Aside: I detest Discourse. It is an abomination of good ideas mated to horrible UX by developers and designers too caught up in drinking their own koolaid to understand that most people do _not_ live in Discourse and expect the website to act the same way every other website does. Hijacking `ctrl+f` in a webpage should reserve a special spot in hell for the person that decided it was a good idea [0].

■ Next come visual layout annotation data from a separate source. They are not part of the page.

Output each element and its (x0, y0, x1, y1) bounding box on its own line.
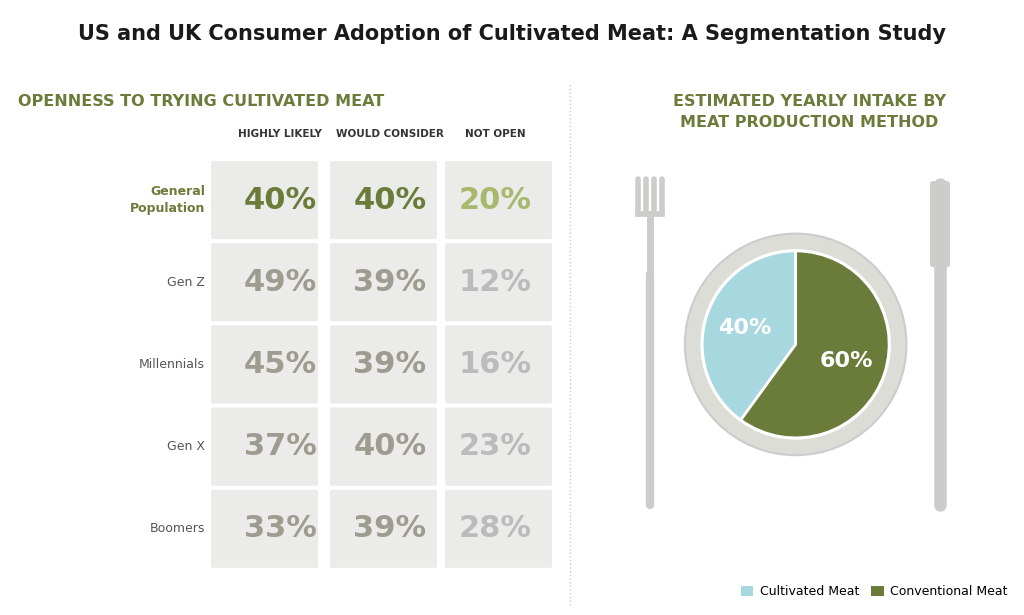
FancyBboxPatch shape (330, 161, 437, 239)
FancyBboxPatch shape (211, 490, 318, 568)
Circle shape (700, 249, 891, 440)
Text: 12%: 12% (459, 268, 531, 297)
Text: 20%: 20% (459, 186, 531, 215)
Text: 39%: 39% (353, 514, 427, 543)
Text: 45%: 45% (244, 350, 316, 379)
Text: 40%: 40% (353, 432, 427, 461)
Text: 37%: 37% (244, 432, 316, 461)
Legend: Cultivated Meat, Conventional Meat: Cultivated Meat, Conventional Meat (736, 581, 1013, 603)
Text: 40%: 40% (244, 186, 316, 215)
FancyBboxPatch shape (445, 408, 552, 486)
FancyBboxPatch shape (930, 181, 950, 268)
FancyBboxPatch shape (445, 490, 552, 568)
FancyBboxPatch shape (445, 243, 552, 322)
FancyBboxPatch shape (330, 243, 437, 322)
Text: 16%: 16% (459, 350, 531, 379)
Text: 23%: 23% (459, 432, 531, 461)
Text: 49%: 49% (244, 268, 316, 297)
Text: 40%: 40% (718, 318, 771, 338)
Text: ESTIMATED YEARLY INTAKE BY
MEAT PRODUCTION METHOD: ESTIMATED YEARLY INTAKE BY MEAT PRODUCTI… (673, 94, 946, 130)
Text: WOULD CONSIDER: WOULD CONSIDER (336, 129, 444, 139)
FancyBboxPatch shape (211, 408, 318, 486)
Text: 40%: 40% (353, 186, 427, 215)
Text: 39%: 39% (353, 350, 427, 379)
FancyBboxPatch shape (211, 161, 318, 239)
Text: Boomers: Boomers (150, 522, 205, 535)
FancyBboxPatch shape (330, 490, 437, 568)
Text: OPENNESS TO TRYING CULTIVATED MEAT: OPENNESS TO TRYING CULTIVATED MEAT (18, 94, 384, 109)
Text: 39%: 39% (353, 268, 427, 297)
FancyBboxPatch shape (211, 325, 318, 403)
FancyBboxPatch shape (445, 161, 552, 239)
Text: Millennials: Millennials (139, 358, 205, 371)
Text: General
Population: General Population (130, 185, 205, 215)
Text: US and UK Consumer Adoption of Cultivated Meat: A Segmentation Study: US and UK Consumer Adoption of Cultivate… (78, 24, 946, 44)
Text: 60%: 60% (820, 351, 873, 371)
Wedge shape (740, 251, 889, 438)
FancyBboxPatch shape (330, 325, 437, 403)
FancyBboxPatch shape (445, 325, 552, 403)
Text: NOT OPEN: NOT OPEN (465, 129, 525, 139)
Text: Gen Z: Gen Z (167, 276, 205, 289)
Text: HIGHLY LIKELY: HIGHLY LIKELY (238, 129, 322, 139)
Wedge shape (702, 251, 796, 420)
Circle shape (685, 234, 906, 455)
Text: Gen X: Gen X (167, 440, 205, 453)
FancyBboxPatch shape (211, 243, 318, 322)
Text: 28%: 28% (459, 514, 531, 543)
Text: 33%: 33% (244, 514, 316, 543)
FancyBboxPatch shape (330, 408, 437, 486)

[0]: https://meta.discourse.org/t/options-to-disable-hijack-of-cm...
While I agree in general, and likely in this case, I think a distinction can be made based on whether it's more of a webpage, or a webapplication. ctrl-f finding within Google Sheets focuments and applying a background color to matched cells is not something I would want to give up, but that's about as far along the spectrum to application as you can get, so it's fairly cut and dry.
Yes that is a terrible idea.
Also since I experienced nested comments on HN and Reddit I find the old forum format quite a step backwards.
HN is impossible to read when a discussion gets large.
I know that the title is supposed to match the submission, but there are cases where a custom title makes much more sense, and provides a lot more value to the community.
But they do it for a good reason. IIRC Discourse does not load all the contents initially so your conventional Ctrl+F won't work correctly. Mind you, I also hate the hijack, but in this case I decided to bear with the unfortunate reality.
By lazy-loading the rest of the comments, it makes standard browser features like searching and scrolling not work right, yet the bandwidth savings of the initial page load is <2%. You'd have to have a lot of comments on a single page before the cost of simply downloading them all became significant.
Of course, since Swift is a TERRIBLE language, its appropriate they are using it.